Should I have a Spanish Will?
If a non-resident dies in Spain without a will, the estate in Spain will be distributed according to the Spanish laws of inheritance.
Let us take as an example a man who dies leaving three children and a spouse. The only property is the house they are living in. If the widow’s name is in the title as half-owner, she continues to own half the house. The other half of the house constitutes the estate, which is divided equally between the three children. When the estate is settled, each child will own one third of the title in half of the house, and the title deed has four names on it (the widow is, however, entitled to hold a usufruct (lifetime use) of the children’s share). This means she can stay in the property until she dies. However, all parties must then agree and sign the deeds if the house is to be sold. It is this provision of inheritance law that causes the situation frequently seen in the Spanish countryside and villages where six brothers are part owners of a finca.
Dying without a will can give rise to time-consuming and expensive legal procedures for your heirs, so if you have definite ideas about how you want your estate to be apportioned, you should make a Spanish will.
All the tax rates and exemptions refer to national inheritance law, and apply to almost all non-residents. Residents will find regional differences.
Four things to consider with Spanish wills:
1. You should make a Spanish will that disposes of your Spanish property in order to avoid time-consuming and expensive legal problems for you heirs. Make a separate will to dispose of assets located outside Spain.
2. As a foreigner, Spanish law does not require you to be subject to the Spanish law on the statutory division among the heirs according to which you must leave two-thirds of your estate so that you can bequeath your Spanish property to any person of your choice as long as your own national law allows this. Your estate will, however, be subject to Spanish inheritance tax, which can be high when property is left by a non-resident to non-relatives. The law also states that any foreigner officially resident in Spain is subject to Spanish inheritance tax on his worldwide estate. However, in practice the authorities will not ask the testator if he or she is an official resident or not. The only requirement enforced by Spain is the payment of the inheritance tax on the property or assets held in Spain.
3. There are a few ways around the inheritance tax and these legal ways require advance planning. Spanish law does not allow any large exemption from inheritance tax, as many other countries do where the family home is concerned. Tax is payable after the first 16,000 euros (12, 600 pounds) for each beneficiary.

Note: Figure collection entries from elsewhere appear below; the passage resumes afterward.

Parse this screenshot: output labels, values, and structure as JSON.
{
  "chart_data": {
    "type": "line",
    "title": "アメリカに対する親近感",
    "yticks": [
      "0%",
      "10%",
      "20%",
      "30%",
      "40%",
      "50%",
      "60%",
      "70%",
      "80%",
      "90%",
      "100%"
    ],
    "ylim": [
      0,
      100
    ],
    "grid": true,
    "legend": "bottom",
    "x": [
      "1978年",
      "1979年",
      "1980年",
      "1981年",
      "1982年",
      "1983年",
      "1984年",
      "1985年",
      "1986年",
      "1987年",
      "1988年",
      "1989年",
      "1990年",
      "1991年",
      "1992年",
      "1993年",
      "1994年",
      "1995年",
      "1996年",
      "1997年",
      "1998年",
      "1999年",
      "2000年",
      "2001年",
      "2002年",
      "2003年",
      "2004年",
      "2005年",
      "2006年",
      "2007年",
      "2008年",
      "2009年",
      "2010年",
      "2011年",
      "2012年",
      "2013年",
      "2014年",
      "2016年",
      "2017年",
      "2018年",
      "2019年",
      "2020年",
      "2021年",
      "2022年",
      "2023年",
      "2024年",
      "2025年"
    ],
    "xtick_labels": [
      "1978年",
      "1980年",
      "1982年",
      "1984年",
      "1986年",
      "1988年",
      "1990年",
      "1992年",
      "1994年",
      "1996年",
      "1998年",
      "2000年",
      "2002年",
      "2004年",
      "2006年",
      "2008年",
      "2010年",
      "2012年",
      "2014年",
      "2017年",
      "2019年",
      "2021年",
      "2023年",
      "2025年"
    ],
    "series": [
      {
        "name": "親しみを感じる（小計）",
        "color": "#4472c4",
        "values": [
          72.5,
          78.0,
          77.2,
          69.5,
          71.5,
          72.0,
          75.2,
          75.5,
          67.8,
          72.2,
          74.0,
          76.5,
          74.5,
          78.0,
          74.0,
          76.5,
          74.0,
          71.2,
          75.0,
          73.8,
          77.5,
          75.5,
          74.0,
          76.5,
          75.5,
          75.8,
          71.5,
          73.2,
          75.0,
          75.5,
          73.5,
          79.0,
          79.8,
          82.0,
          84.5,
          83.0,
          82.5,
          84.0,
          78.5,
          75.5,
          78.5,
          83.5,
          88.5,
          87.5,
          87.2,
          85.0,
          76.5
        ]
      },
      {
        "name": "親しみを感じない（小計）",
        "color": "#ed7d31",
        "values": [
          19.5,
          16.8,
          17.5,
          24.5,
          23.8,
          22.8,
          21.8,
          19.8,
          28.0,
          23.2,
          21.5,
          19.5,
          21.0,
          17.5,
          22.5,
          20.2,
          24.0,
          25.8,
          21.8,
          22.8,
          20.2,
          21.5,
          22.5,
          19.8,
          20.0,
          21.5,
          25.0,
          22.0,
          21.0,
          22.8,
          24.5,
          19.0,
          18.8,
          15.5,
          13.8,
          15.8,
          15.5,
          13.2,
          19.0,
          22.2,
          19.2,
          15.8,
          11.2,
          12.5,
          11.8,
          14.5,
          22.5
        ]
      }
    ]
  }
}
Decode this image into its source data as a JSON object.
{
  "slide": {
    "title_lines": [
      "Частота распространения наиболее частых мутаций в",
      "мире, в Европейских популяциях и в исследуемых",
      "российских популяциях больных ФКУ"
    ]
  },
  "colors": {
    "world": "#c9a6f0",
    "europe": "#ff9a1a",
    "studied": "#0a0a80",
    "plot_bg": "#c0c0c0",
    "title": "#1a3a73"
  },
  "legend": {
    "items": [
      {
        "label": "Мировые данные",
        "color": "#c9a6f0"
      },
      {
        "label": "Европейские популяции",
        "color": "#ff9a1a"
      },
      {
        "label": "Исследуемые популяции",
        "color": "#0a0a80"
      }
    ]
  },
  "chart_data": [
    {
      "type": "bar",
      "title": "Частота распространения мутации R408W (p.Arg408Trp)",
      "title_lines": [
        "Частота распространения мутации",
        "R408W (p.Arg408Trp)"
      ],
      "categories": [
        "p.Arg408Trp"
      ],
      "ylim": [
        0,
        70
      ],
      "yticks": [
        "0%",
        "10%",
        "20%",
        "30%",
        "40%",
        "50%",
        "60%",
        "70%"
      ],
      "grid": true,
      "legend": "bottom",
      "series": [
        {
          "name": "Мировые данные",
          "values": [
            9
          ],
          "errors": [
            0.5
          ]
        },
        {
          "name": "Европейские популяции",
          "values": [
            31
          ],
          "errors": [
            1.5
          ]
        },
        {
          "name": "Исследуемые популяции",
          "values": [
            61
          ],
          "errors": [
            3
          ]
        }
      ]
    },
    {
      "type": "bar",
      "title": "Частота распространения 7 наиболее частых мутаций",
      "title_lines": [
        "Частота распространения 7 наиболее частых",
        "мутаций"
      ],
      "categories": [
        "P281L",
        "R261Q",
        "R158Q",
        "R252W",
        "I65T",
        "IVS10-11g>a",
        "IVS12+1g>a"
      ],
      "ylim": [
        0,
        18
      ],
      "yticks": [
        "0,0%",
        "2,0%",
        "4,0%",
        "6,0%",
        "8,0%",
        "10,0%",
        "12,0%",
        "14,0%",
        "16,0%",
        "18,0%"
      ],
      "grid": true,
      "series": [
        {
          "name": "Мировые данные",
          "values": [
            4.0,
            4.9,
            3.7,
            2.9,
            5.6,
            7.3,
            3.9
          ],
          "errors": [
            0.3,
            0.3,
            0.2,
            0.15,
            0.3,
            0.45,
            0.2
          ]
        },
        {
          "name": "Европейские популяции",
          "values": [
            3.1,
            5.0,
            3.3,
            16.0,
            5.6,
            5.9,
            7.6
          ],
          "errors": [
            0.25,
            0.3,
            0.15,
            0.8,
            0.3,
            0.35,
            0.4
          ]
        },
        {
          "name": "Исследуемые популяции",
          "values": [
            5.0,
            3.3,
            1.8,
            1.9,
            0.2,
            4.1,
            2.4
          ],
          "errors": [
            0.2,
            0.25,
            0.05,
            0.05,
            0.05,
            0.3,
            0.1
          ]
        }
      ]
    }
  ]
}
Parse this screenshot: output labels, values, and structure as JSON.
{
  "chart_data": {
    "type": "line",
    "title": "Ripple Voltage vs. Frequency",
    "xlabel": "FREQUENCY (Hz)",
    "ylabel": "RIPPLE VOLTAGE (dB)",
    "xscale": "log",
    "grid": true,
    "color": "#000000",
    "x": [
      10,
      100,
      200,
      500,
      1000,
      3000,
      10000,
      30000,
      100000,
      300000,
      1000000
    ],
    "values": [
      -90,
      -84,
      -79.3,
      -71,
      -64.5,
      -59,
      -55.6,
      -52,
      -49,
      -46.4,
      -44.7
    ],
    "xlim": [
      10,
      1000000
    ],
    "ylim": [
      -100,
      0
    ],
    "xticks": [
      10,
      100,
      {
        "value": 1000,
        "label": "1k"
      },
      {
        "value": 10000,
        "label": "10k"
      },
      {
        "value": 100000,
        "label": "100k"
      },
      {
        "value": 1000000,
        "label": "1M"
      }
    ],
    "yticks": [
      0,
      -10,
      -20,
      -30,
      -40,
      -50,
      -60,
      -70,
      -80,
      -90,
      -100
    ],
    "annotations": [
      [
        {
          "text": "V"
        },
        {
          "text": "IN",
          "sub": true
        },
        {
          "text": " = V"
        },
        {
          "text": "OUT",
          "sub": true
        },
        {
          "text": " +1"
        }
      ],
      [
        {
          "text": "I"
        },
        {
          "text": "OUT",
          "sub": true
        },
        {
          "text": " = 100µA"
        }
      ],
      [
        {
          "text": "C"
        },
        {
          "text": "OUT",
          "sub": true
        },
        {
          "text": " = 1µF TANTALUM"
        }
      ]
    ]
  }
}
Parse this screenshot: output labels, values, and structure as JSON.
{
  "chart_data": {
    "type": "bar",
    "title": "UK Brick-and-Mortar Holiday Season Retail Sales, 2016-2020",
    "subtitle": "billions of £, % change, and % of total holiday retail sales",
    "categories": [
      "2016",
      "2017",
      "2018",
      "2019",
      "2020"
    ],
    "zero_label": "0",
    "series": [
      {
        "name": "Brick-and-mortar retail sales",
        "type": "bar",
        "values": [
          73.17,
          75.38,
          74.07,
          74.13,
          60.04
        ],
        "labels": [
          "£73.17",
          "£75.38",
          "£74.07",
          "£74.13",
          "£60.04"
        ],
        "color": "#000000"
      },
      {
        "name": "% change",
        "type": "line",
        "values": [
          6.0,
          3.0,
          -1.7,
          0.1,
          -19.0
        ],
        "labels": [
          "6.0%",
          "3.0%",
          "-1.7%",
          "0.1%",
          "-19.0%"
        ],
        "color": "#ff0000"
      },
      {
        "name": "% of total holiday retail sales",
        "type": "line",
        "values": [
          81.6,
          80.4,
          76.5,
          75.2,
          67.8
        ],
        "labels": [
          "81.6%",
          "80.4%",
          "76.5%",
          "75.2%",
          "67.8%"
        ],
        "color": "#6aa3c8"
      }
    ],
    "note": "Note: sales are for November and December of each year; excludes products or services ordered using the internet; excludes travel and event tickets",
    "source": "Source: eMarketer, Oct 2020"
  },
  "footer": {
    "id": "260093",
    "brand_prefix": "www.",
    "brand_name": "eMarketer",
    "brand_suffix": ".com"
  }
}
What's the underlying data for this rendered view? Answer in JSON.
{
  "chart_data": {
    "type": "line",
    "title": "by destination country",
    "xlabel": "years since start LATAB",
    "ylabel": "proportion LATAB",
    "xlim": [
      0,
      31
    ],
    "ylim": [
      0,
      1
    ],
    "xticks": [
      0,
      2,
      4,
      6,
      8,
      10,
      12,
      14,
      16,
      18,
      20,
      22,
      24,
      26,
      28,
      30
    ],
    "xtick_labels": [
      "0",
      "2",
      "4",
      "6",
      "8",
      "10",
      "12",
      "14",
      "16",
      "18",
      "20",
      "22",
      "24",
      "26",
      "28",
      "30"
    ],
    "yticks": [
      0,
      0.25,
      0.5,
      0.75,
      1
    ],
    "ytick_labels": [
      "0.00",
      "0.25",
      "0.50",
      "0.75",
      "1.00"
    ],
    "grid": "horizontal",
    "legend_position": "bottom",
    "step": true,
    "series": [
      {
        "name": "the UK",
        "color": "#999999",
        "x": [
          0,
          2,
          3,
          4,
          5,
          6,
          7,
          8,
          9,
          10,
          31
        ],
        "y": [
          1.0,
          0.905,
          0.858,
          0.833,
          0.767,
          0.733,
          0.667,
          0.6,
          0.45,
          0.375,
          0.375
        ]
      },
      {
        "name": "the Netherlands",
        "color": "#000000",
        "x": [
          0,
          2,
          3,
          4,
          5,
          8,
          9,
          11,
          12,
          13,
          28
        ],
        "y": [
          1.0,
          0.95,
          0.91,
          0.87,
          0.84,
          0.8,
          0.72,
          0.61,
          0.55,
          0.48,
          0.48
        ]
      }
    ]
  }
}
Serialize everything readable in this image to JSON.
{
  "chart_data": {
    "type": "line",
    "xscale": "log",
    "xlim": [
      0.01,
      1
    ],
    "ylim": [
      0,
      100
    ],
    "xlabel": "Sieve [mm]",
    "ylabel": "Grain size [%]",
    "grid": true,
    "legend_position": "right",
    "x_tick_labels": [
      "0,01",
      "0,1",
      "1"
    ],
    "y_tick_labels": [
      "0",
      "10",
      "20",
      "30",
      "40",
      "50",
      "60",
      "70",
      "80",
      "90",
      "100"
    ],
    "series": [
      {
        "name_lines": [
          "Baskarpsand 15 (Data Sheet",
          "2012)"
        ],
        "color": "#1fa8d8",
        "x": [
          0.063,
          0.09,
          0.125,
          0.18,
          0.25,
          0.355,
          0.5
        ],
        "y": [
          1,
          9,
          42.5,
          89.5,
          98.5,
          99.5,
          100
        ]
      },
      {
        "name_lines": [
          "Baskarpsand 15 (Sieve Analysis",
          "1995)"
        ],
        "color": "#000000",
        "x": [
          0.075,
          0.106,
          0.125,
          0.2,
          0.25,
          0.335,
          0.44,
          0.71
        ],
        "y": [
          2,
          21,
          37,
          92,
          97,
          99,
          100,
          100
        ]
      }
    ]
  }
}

4. If you are an official resident of Spain leaving your property to a spouse or a child who is also a resident, you may be eligible for a 95 per cent reduction in the value of the property for inheritance tax calculation. This is not available to non-residents, and the reduction applies to the first 120,000 euros (94,700 pounds).
Amongst the perfect legal possibilities is the formation of a family corporation or ‘trust’, in which the family’s assets pass into the hands of the company. If one member dies, it only involves a reorganization of the board of directors.
Equity Release, reverse mortgage
You may borrow half the value of the property and pay back nothing until the property is sold or you die, at which time the full amount plus interest is due. Your heirs can repay the loan and take possession of the property.